By Caribbean News Now contributor
GENEVA, Switzerland -- United Nations human rights officers have been dispatched to western Guatemala, where clashes between indigenous communities, police and the military have resulted in several deaths and injuries.
“We have received alarming information that six indigenous peasants were killed and at least 30 injured,” a spokesperson for the Office of the UN High Commissioner for Human Rights (OHCHR), Rupert Colville, told reporters in Geneva.
Seven soldiers are also reported to have been injured in the incident, which took place yesterday in the Department of Totonicapan. According to reports, the day started with a large number of indigenous people putting up several roadblocks protesting against the increase of electrical tariffs and provision of other basic services.
Colville noted that there have been conflicting reports about the location in which the incident occurred.

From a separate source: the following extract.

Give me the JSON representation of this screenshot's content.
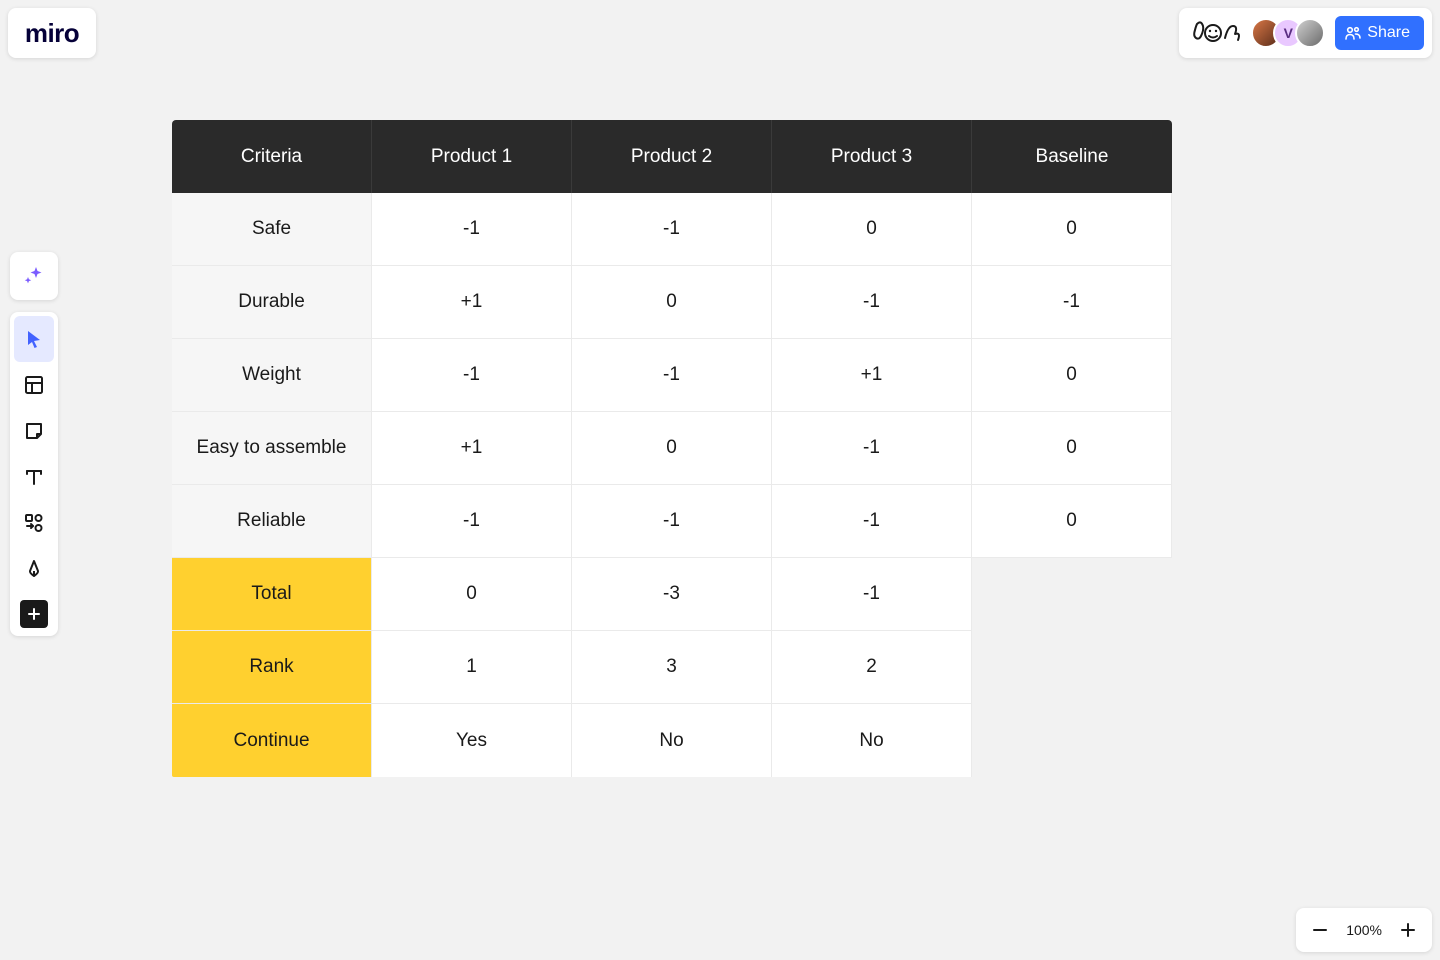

“Details remain unclear and our office in Guatemala is shortly sending two teams of human rights observers – one to Sololá Department and one to Totonicapan – to verify the facts and follow up on the incidents,” he said.
The UN High Commissioner for Human Rights, Navi Pillay, visited Totonicapan during her mission to Guatemala in March, during which she met with traditional indigenous authorities to discuss a range of human rights concerns.
During her visit, Pillay had noted that, although indigenous peoples constitute the majority of the population in the country, they continue to be subject to exclusion and denial of their human rights.
Guatemala was one of the first signatories of the UN Declaration on the Rights of Indigenous Peoples, which underscores that indigenous peoples have the right to participate in decision-making in matters which would affect their rights.
Meanwhile, in Washington, the secretary general of the Organization of American States (OAS), José Miguel Insulza, lamented the violence that has taken place in Guatemala in the Department of Totonicapán, and condemned the deaths of six people in the events that occurred.
Insulza pointed to the urgent need to clarify the origin of the clashes between farmers and members of the National Civil Police and the Army, as an essential step to calm tempers and create space for dialogue. He said that finding points of agreement is the responsibility of everyone and reiterated that only through dialogue can there be movement away from the danger of violence that haunts Guatemalan society.
Justice, said the OAS leader, is a paramount value in the life of nations, and to fight for it exalts both people and governments. In that context, Insulza offered his complete support to President Pérez Molina, in the decisions his government adopts to find and punish those found guilty, and to clarify the dramatic events that took place in the Inter-American Highway that runs through the Central American country.